Le rapporteur UMP du projet Jean Proriol a pour sa part plaidé que “l’esprit du texte c’est de donner à La Poste les moyens de continuer à être fiers d’elle!” Il a aussi dit que le service public postal saura s’adapter aux modes de vie. “Je pense, a-t-il affirmé, au temps d’attente aux guichets ou aux risques suscités par les services de la banque postale”.

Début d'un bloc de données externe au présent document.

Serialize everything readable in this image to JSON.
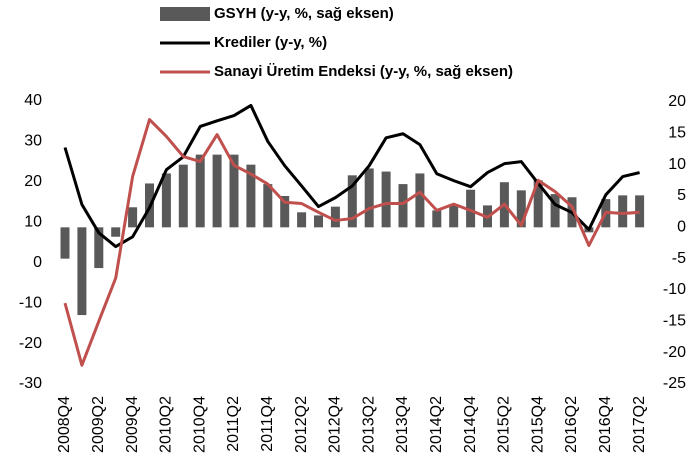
{
  "chart_data": {
    "type": "bar",
    "categories": [
      "2008Q4",
      null,
      "2009Q2",
      null,
      "2009Q4",
      null,
      "2010Q2",
      null,
      "2010Q4",
      null,
      "2011Q2",
      null,
      "2011Q4",
      null,
      "2012Q2",
      null,
      "2012Q4",
      null,
      "2013Q2",
      null,
      "2013Q4",
      null,
      "2014Q2",
      null,
      "2014Q4",
      null,
      "2015Q2",
      null,
      "2015Q4",
      null,
      "2016Q2",
      null,
      "2016Q4",
      null,
      "2017Q2"
    ],
    "series": [
      {
        "name": "GSYH (y-y, %, sağ eksen)",
        "type": "bar",
        "axis": "y2",
        "color": "#595959",
        "values": [
          -5,
          -14,
          -6.5,
          -1.5,
          3.2,
          7.0,
          8.6,
          10,
          11.6,
          11.6,
          11.6,
          10,
          6.9,
          5,
          2.4,
          1.9,
          3.3,
          8.3,
          9.4,
          8.9,
          6.9,
          8.6,
          2.7,
          3.7,
          6,
          3.5,
          7.2,
          5.9,
          7.5,
          5.3,
          4.8,
          -0.8,
          4.5,
          5.1,
          5.1
        ]
      },
      {
        "name": "Krediler (y-y, %)",
        "type": "line",
        "axis": "y",
        "color": "#000000",
        "values": [
          28.5,
          14.4,
          7.4,
          4,
          6.4,
          13.6,
          23,
          26.2,
          33.7,
          35.1,
          36.4,
          38.9,
          30,
          24,
          19,
          13.9,
          16.1,
          19,
          24,
          30.9,
          31.9,
          29.2,
          22,
          20.3,
          18.8,
          22.3,
          24.5,
          25,
          19.6,
          14.4,
          12.4,
          8.2,
          16.8,
          21.3,
          22.3
        ]
      },
      {
        "name": "Sanayi Üretim Endeksi (y-y, %, sağ eksen)",
        "type": "line",
        "axis": "y2",
        "color": "#c0504d",
        "values": [
          -12.1,
          -22,
          -15,
          -8.1,
          8.1,
          17.2,
          14.5,
          11.3,
          10.5,
          14.8,
          9.9,
          8.5,
          6.9,
          4,
          3.8,
          2.4,
          1.1,
          1.4,
          3,
          3.8,
          3.8,
          5.6,
          2.7,
          3.7,
          2.7,
          1.6,
          3.7,
          0.3,
          7.5,
          5.7,
          3.3,
          -2.9,
          2.4,
          2.2,
          2.4
        ]
      }
    ],
    "ylim": [
      -30,
      40
    ],
    "yticks": [
      -30,
      -20,
      -10,
      0,
      10,
      20,
      30,
      40
    ],
    "y2lim": [
      -25,
      20
    ],
    "y2ticks": [
      -25,
      -20,
      -15,
      -10,
      -5,
      0,
      5,
      10,
      15,
      20
    ],
    "legend": "top"
  }
}
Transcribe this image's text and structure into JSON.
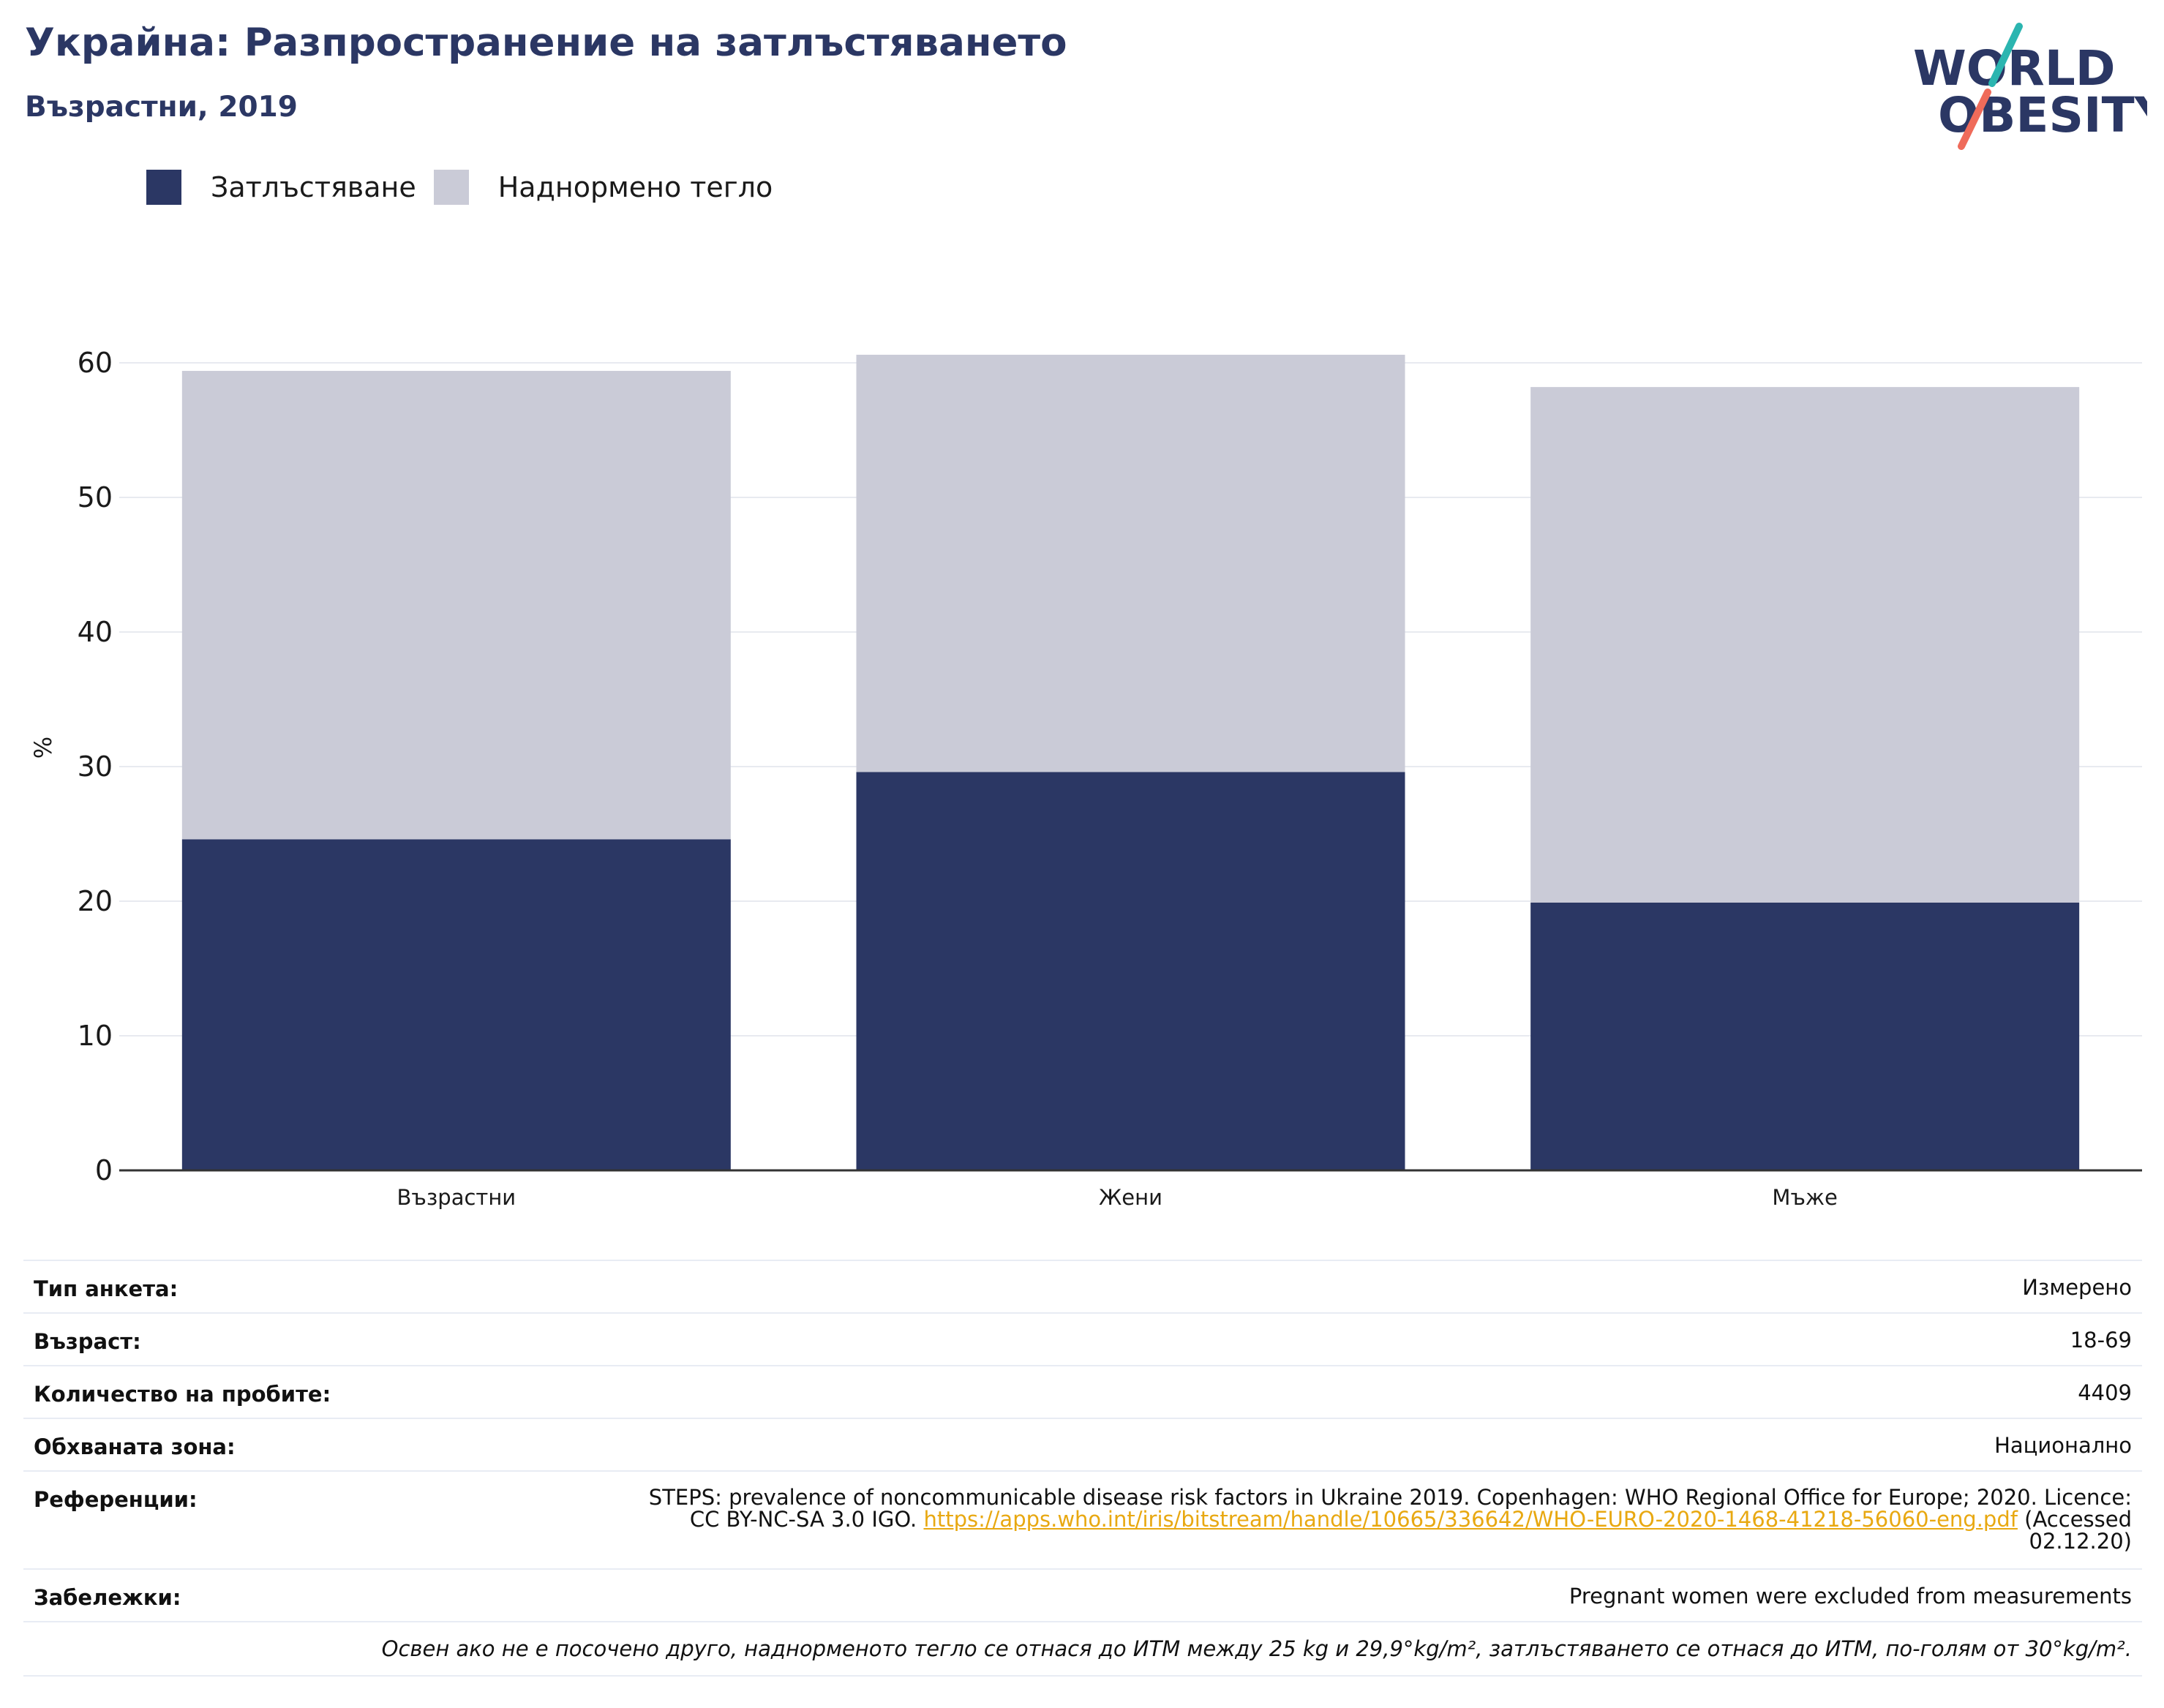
{
  "header": {
    "title": "Украйна: Разпространение на затлъстяването",
    "subtitle": "Възрастни, 2019"
  },
  "logo": {
    "line1": "WORLD",
    "line2": "OBESITY",
    "colors": {
      "text": "#2b3764",
      "slash_top": "#2bb5b0",
      "slash_bottom": "#ef6b5a"
    }
  },
  "chart_data": {
    "type": "bar",
    "stacked": true,
    "categories": [
      "Възрастни",
      "Жени",
      "Мъже"
    ],
    "series": [
      {
        "name": "Затлъстяване",
        "color": "#2b3764",
        "values": [
          24.6,
          29.6,
          19.9
        ]
      },
      {
        "name": "Наднормено тегло",
        "color": "#cacbd7",
        "values": [
          34.8,
          31.0,
          38.3
        ]
      }
    ],
    "ylabel": "%",
    "xlabel": "",
    "ylim": [
      0,
      60
    ],
    "yticks": [
      0,
      10,
      20,
      30,
      40,
      50,
      60
    ],
    "grid": true,
    "legend_position": "top-left"
  },
  "info": {
    "survey_type": {
      "label": "Тип анкета:",
      "value": "Измерено"
    },
    "age": {
      "label": "Възраст:",
      "value": "18-69"
    },
    "sample_size": {
      "label": "Количество на пробите:",
      "value": "4409"
    },
    "area": {
      "label": "Обхваната зона:",
      "value": "Национално"
    },
    "references": {
      "label": "Референции:",
      "text_line1": "STEPS: prevalence of noncommunicable disease risk factors in Ukraine 2019. Copenhagen: WHO Regional Office for Europe; 2020. Licence:",
      "text_line2_prefix": "CC BY-NC-SA 3.0 IGO.",
      "link": "https://apps.who.int/iris/bitstream/handle/10665/336642/WHO-EURO-2020-1468-41218-56060-eng.pdf",
      "text_line2_suffix": "(Accessed",
      "text_line3": "02.12.20)"
    },
    "notes": {
      "label": "Забележки:",
      "value": "Pregnant women were excluded from measurements"
    },
    "footnote": "Освен ако не е посочено друго, наднорменото тегло се отнася до ИТМ между 25 kg и 29,9°kg/m², затлъстяването се отнася до ИТМ, по-голям от 30°kg/m²."
  }
}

“Je ne peux m’empêcher de regretter que toute la discussion ait été pour l’essentiel un procès d’intention, a-t-il ajouté. Comment nous reprocher de vouloir le démantèlement alors qu’il s’agit de tout le contraire!”.

Christian Estrosi s’est mardi, comme tout au long du débat, appliqué à dire qu'”il n’y aura pas de privatisation”.

Ce texte, a affirmé le ministre, est “le point final du projet de modernisation de La Poste (…) On l’a présenté comme idéologique mais c’est donner sa chance à La Poste en la dotant de moyens financiers: 2,7 milliards d’euros, ce n’est pas rien! La Poste a besoin d’argent frais pour faire face à l’ouverture à la concurrence qui aura lieu dans moins d’un an”.